Comedy festival in Cardiff, Wales

The Cardiff Comedy Festival is organized by Scott Fitzgerald, Tom Wakeham, Richard Balshaw, Johnny Disco and Matt Price. As well as showcasing established, mainly Welsh, acts, the Festival also aims to nurture new talent, and in 2010 premiered the first Welsh Unsigned Standup Awards.

==2009 Festival==
The 2009 Festival ran from 21 to 26 July 2009, and was based entirely at O'Neill's bar. The heart of the festival was 10 Edinburgh preview shows.
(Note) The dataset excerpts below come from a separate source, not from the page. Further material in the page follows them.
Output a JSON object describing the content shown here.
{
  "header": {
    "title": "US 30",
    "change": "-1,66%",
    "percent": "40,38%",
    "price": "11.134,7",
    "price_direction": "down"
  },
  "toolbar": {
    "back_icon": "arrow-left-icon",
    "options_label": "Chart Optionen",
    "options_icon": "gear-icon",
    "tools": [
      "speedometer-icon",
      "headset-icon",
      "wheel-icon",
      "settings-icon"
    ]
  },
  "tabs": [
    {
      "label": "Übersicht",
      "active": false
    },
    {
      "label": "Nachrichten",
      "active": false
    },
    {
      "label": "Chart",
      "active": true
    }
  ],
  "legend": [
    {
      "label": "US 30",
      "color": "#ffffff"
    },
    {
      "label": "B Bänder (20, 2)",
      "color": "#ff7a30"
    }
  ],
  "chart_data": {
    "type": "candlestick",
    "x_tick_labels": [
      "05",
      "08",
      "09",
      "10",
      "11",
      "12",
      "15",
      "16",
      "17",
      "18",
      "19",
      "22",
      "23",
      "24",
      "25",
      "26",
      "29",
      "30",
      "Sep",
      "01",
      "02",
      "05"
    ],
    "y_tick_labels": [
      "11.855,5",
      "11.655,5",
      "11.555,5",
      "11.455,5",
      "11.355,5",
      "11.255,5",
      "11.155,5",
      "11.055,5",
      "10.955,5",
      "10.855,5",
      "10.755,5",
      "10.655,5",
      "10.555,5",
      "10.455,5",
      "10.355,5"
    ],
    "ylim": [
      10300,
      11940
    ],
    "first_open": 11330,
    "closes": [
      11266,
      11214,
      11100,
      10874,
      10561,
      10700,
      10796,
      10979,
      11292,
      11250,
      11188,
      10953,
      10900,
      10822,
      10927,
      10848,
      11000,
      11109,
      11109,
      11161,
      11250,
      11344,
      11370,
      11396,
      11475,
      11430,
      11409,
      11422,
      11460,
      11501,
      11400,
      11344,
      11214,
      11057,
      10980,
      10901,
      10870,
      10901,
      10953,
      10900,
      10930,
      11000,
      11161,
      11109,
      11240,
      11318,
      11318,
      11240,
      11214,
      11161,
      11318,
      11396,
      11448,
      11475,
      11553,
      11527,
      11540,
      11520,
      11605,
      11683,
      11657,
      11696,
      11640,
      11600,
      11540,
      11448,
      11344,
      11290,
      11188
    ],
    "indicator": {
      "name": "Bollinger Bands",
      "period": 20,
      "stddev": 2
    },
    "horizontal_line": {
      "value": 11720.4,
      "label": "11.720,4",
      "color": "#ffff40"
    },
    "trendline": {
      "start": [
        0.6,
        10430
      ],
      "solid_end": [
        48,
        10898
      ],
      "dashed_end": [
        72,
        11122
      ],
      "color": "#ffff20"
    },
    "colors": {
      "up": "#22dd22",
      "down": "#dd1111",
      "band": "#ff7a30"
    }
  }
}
Featured artistes included
- Rhod Gilbert with support from Ellis James and James Gordillo
- Sketch troupe The Plastic Seat Company
- Matt Price
- Nick Page
- Wil Hodgson
- Pat Monahan
- Craig Campbell

==2010 Festival==
Although previous attempts to launch a comedy festival in Cardiff had failed, and promoters had in the past lost money on the venture, the 2009 Festival was sufficiently successful for the organisers to stage a larger event in 2010.

The 2010 Festival ran from the 16–26 July. The line up included
- Rhod Gilbert
- Lucy Porter
- Lloyd Langford
- Matt Price
- Russell Kane
- Jo Caulfield
- Pappy's
- Phil Nichol

In addition to the main festival, there is also the WUSA (Welsh Unsigned Standup Award) and a series of workshops in Cardiff Central Library.

Venues included St David's Hall, The Glee Club, Central Library, Nos Da and O'Neill's bar.

==2011 Festival==

Venues included include St David's Hall, The Glee Club, Nos Da (WUSA) and RWCMD

Acts included
Craig Campbell, Johnny Disco, Taylor Glenn, Ardal O'Hanlon, Richard Herring, Ellis James, Wes Packer, Matt Price and JJ Whitehead

==2012 Festival==
Acts Included Lucy Porter, Vikki Stone, Matt Price, Richard Herring, Ellis James, Lloyd Langford and Wil Hodgeson

Venues included St David's Hall, The Glee Club, Central Library, Chapter Arts Centre and Gwdihw.

== 2025 Festival ==
The Cardiff Comedy Festival (now called "Cardiff Comedy and Music Festival") ran from October 30 - November 2, 2025, at St Peter's Hall in Cardiff.